Masood Khaddarposh (25 June 1916, Lahore - 1985) was a Pakistani civil servant, bureaucrat, Pakistan Movement activist, agricultural reformist, Punjabi language promoter. Khadarpoosh joined the Indian Civil Service (later Pakistan civil service) in 1941 and served at various positions before retiring in 1972. He is still remembered as one of the pioneers of agricultural reforms in Pakistan and was a role model for young civil servants due to his uprightness. He was appointed in Sindh. He always wore Khadar – a local simple cotton cloth; consequently, Fatima Jinnah gave him the name Khadar posh, which means a person wearing Khadar.

==Pakistan Movement==

Khadarpoosh was transferred to Nawabshah as Deputy Commissioner in 1946. His role in the independence struggle was greatly acknowledged when he accompanied Quaid-e-Azam Mohammad Ali Jinnah to Quetta and eventually persuaded the tribal chiefs and the people of Baluchistan to join in with the creation of Pakistan.
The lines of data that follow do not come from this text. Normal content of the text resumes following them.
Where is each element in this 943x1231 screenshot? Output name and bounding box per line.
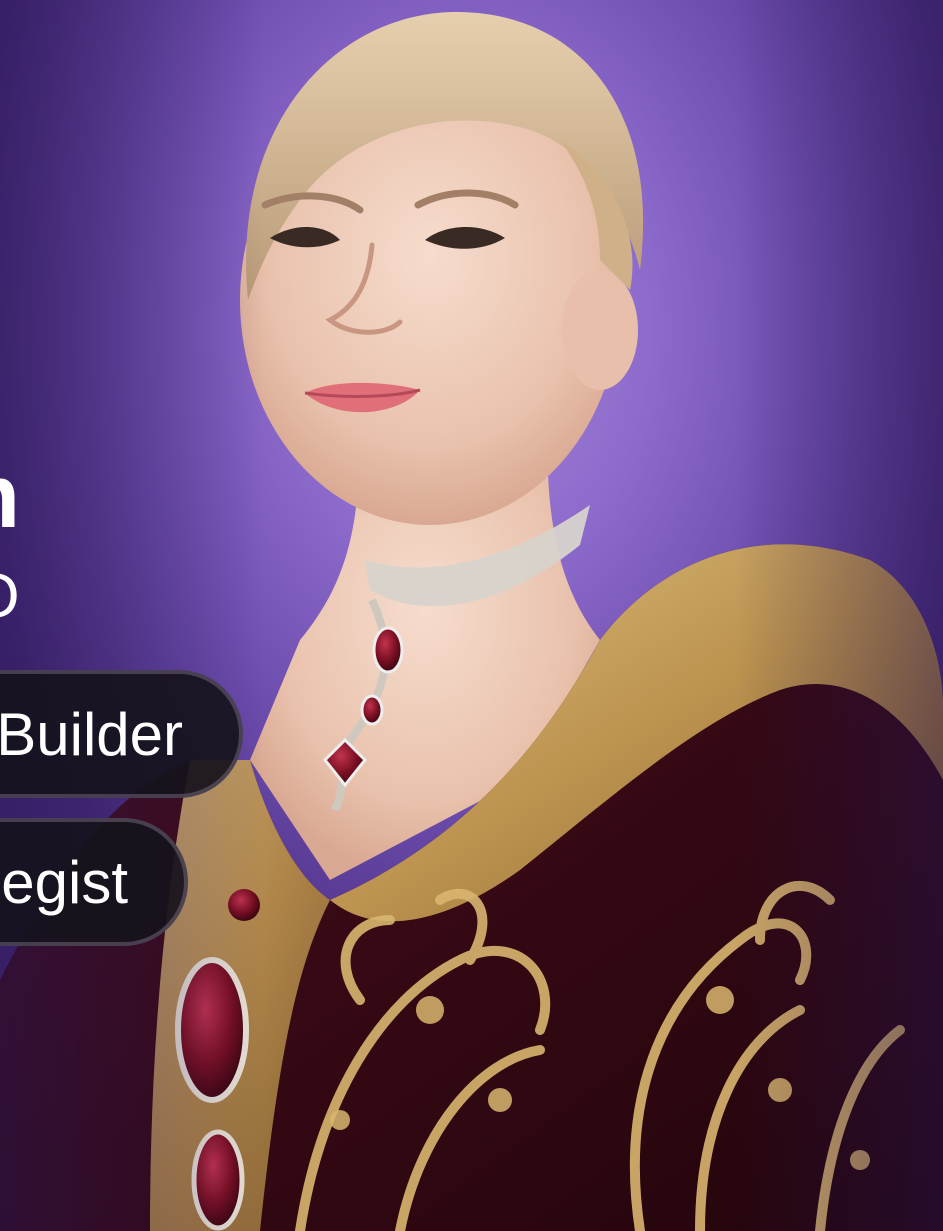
profile-name: m [0,452,20,542]
tag-pill-strategist[interactable]: egist [0,818,188,946]
profile-card: m EO Builder egist [0,0,943,1231]
tag-pill-label: Builder [0,700,183,768]
tag-pill-builder[interactable]: Builder [0,670,243,798]
tag-pill-label: egist [1,848,128,916]
portrait-image [0,11,943,1231]
profile-role: EO [0,566,20,628]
In 1947, at the time of partition, M. Masud opted for Pakistan and continued at the same post in Nawabshah district of Sindh. Later, he served as deputy commissioner in Muzaffargarh and in board of Revenue, Punjab government, Pakistan.

He was secretary to government of Pakistan at the time of negotiations for Indus Waters Treaty around 1960. He opposed the treaty before signing it. The then President of Pakistan Ayub Khan warned him in a meeting that if he did not shut his mouth, Ayub Khan will push him to the wall and shoot him personally. The controversial IWT was finally signed in Karachi by Ayub Khan and Indian Prime Minister Jawahar Lal Nehru.

==Sindh Hari Committee Report==
Before 1947, the Sindh government formed a committee, with Sir Roger Thomas as its chairman. Other members included Noordeen Siddique, Masood Khadarposh and Agha Shahi was secretary of committee. Because Masood Khadarpoosh considered the report to be misleading and did not agree with the contents, he wrote a disagreement note. Due to his note and pressure from public, the Pakistan government made land reforms.